Diniego-Condono-26 07 2011-pag-1

Diniego-Condono-26 07 2011-pag-2

Confrontando questo diniego con quando già attestato dallo stesso Comune anni addietro e dal C.T.U. del Tribunale di Nola nel procedimento penale n. 860/2007 risulterà evidente la carenza di contestazioni nel diniego il cui motivo può essere solo quello di avvantaggiare un eventuale ricorso:

A) Questo documento testimonia che la istanza di condono non è stata mai idonea ad essere istruita:                                                                                

               

B) Questo documento testimonia che la società al 15 settembre 1999 non aveva ancora chiesto l'Abitabilità

 

C) Questo documento attesta che i pagamenti fatti per Oblazioni per gli abusi denunciati (come accertato dal Tecnico Istruttore con racc. prot. 53150 non possono ritenersi congrui

 

La legge 724/94 per chi non avesse presentato l'istanza in regola prevedeva la decadenza della stessa e quindi della possibilità di sanare gli abusi, intenzione che la S.p.A. Del Vecchio Costruzioni non ha mai realmente avuto a differenza di quanto ha affermato nei giudizi intentati e in corso.

Ecco un estratto dalla legge (le frasi evidenziate in giallo riguardano le omissioni e falsità realizzate dalla S.p.A Del Vecchio Costruzioni):

La Legge 724/94 (successivamente oggetto di modificazioni ed integrazioni) ha previsto una nuova disciplina in tema di condono edilizio, in particolare riportiamo la parte relativa alla sanatoria prevista con particolare riferimento alle condizioni di validità degli atti di trasferimento relativi ad immobili abusivi in relazione ai quali sia stata richiesta la sanatoria ai sensi del "nuovo condono".

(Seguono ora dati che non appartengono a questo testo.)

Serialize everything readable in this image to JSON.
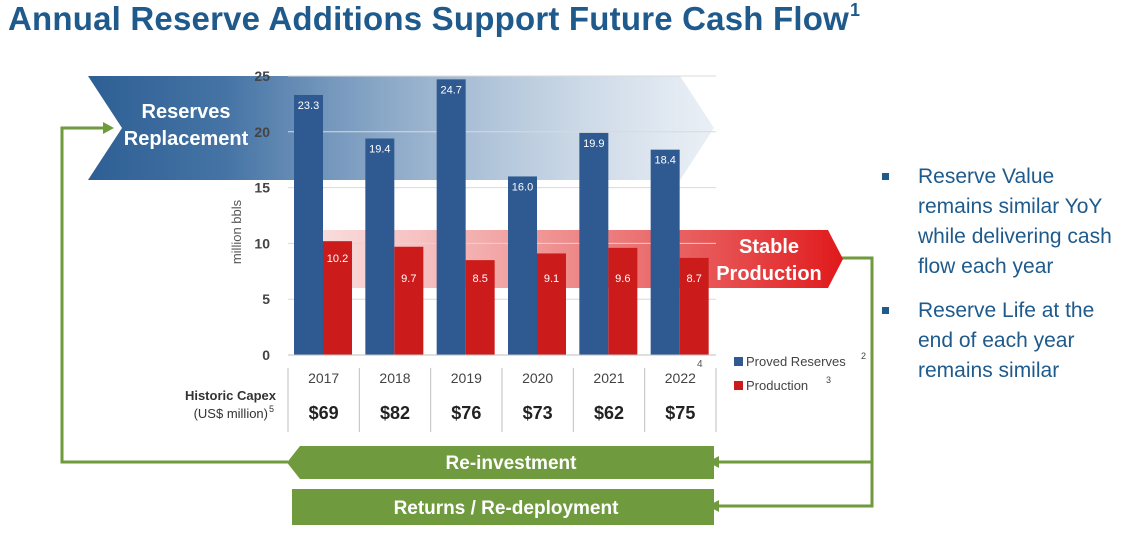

Per quanto attiene al procedimento inteso ad ottenere il condono, una volta precisati i limiti dimensionali degli abusi sanabili nota1, è prescritto un procedimento che si articola nella presentazione al comune competente (entro il termine del 31 marzo 1995 nota2) della domanda intesa ad ottenere la concessione o l'autorizzazione in sanatoria per i fabbricati abusivi ultimati entro il 31 dicembre 1993.

I documenti da allegare a detta domanda sono analoghi a quelli già previsti dal III comma dell'art. 35 della Legge n. 47 del 1985 (descrizione delle opere, dichiarazione dello stato dei lavori, certificato di residenza e dichiarazione dei redditi del dichiarante, certificato di iscrizione alla C.C.I.A.A. dell'impresa richiedente). Il pagamento dell'oblazione deve essere accompagnato dal versamento degli oneri concessori nota3.

Il tutto deve essere seguito dalla presentazione in catasto delle apposite denunzie e rappresentazioni planimetriche.

In difetto di provvedimento di diniego da parte del comune, una volta decorso il termine di un anno (incrementato a due per i comuni con popolazione superiore a 500.000 abitanti) dall'entrata in vigore della legge, cioè a dire dal giorno 1° gennaio 1995, sempre che si sia provveduto al pagamento delle riferite somme (oblazione ed eventuali oneri concessori) ed alla presentazione della documentazione predetta, si può dire maturato il silenzio assenso, che equivale al rilascio della concessione o della autorizzazione.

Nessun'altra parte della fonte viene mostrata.